Questa legenda cromatica aiuta sia il cliente indeciso sia il barman a costruire un drink coerente: colore, aroma e alcolico lavorano in sinergia anziché essere elementi separati.
Il lato botanico e la formazione
Oltre all’apparato visivo, i cocktail di Terry puntano sui profumi della natura. La titolare ha studi in scienze erboristiche e ha sviluppato uno spazio di ricerca chiamato Speziology, laboratorio in cui si sperimentano spezie, aromi e miscele per i banconi.
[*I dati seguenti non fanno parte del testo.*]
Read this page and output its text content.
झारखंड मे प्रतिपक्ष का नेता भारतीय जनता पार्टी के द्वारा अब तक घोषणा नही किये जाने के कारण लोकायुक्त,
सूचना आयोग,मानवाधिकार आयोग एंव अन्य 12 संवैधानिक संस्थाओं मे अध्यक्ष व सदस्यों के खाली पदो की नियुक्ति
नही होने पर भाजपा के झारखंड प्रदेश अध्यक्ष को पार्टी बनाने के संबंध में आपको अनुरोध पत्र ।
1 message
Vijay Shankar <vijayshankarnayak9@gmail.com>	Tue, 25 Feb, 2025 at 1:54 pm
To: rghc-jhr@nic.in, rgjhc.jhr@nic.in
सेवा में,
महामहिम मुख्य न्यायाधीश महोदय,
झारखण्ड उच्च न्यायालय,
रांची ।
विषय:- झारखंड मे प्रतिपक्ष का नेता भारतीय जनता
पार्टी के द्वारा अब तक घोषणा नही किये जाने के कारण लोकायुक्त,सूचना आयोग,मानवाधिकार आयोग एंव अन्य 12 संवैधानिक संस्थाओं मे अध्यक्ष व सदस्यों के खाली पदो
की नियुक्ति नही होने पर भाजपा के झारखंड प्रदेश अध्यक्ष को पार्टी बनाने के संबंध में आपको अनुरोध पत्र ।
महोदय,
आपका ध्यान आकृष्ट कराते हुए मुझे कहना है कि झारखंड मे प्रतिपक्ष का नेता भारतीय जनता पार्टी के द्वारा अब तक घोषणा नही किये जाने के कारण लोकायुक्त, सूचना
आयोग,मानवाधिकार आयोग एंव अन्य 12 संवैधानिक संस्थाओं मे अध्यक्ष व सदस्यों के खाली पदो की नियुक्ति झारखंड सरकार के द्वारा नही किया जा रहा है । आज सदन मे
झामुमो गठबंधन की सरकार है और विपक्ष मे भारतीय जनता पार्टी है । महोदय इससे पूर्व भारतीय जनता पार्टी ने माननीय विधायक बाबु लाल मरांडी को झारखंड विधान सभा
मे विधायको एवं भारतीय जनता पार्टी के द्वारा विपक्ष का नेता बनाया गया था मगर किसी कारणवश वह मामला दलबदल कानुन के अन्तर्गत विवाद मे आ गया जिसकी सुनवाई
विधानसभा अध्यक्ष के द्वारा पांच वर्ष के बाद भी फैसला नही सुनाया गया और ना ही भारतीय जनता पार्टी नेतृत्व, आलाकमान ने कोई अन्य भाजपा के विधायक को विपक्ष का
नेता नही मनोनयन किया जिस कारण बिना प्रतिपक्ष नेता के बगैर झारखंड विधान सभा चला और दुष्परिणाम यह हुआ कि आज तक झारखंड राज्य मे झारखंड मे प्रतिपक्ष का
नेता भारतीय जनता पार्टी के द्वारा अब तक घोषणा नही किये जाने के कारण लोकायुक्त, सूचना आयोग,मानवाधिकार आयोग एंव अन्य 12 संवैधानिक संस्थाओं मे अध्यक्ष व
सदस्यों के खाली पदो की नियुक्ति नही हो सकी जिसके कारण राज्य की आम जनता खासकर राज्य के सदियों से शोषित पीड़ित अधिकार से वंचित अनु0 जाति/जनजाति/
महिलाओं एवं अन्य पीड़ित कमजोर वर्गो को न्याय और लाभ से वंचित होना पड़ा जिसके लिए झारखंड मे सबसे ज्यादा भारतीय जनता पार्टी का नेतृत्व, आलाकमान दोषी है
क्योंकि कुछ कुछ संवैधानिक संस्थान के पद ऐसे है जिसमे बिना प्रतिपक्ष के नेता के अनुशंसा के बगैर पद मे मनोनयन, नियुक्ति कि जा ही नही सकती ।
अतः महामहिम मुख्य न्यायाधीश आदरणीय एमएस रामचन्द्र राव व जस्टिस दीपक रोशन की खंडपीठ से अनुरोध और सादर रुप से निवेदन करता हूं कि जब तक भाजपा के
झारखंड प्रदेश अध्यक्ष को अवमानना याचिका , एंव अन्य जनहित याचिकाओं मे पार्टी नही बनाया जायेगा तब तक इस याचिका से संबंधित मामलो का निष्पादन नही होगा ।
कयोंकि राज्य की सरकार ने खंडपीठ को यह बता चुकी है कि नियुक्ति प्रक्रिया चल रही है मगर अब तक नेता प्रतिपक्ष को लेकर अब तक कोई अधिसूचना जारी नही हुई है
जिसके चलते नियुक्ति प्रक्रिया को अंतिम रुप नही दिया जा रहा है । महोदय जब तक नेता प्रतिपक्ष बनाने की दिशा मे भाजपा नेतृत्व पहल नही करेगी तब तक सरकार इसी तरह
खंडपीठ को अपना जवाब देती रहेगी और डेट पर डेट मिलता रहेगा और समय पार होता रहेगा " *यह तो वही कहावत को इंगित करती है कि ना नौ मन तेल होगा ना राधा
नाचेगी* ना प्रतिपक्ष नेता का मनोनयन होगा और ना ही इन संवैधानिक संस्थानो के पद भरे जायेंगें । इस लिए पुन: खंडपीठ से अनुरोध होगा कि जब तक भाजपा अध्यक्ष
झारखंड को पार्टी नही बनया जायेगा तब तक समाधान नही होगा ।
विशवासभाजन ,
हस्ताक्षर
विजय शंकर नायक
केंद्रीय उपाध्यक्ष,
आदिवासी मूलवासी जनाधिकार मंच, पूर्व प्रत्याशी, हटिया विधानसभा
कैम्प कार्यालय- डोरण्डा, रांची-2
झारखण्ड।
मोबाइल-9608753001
Speziology non è solo un archivio: è anche un centro di consulenza e corsi rivolti a bartender, bar e ristoranti con servizio alla mescita. Dal 2012 Terry interroga gli aromi in aula, tenendo lezioni di mixology nelle scuole più note per la formazione dei professionisti del settore, e collabora come taste hunter per aziende che producono distillati e liquori.
Il risultato è una proposta che somma artigianalità, ricerca sensoriale e un approccio didattico: i drink escono dal bar ma anche dalle aule e dai laboratori, contaminando la scena della miscelazione professionale.
Dentro il locale, l’arredamento racconta altre storie: pile di oggetti, scaffali vissuti e dettagli vintage convivono come se ogni fase della vita del locale fosse rimasta impressa negli spazi. L’effetto è quello di un negozio di curiosità in cui ogni elemento contribuisce al racconto del drink.
Perché conta oggi
Questo modello ha due ricadute concrete per il pubblico: prima, semplifica la scelta in un mercato di proposte complesse; seconda, alimenta la domanda di esperienze sensoriali più consapevoli, dove il cocktail diventa strumento di scoperta più che semplice consumo. Per i professionisti, la diffusione di metodi come quello di Terry significa nuove competenze richieste e opportunità di formazione.
Se volete capire come funziona dal vivo, la via più diretta resta una visita al bancone: il bar offre una lettura immediata del drink attraverso il colore e, spesso, una proposta in grado di sorprendervi per coerenza aromatica e cura degli ingredienti.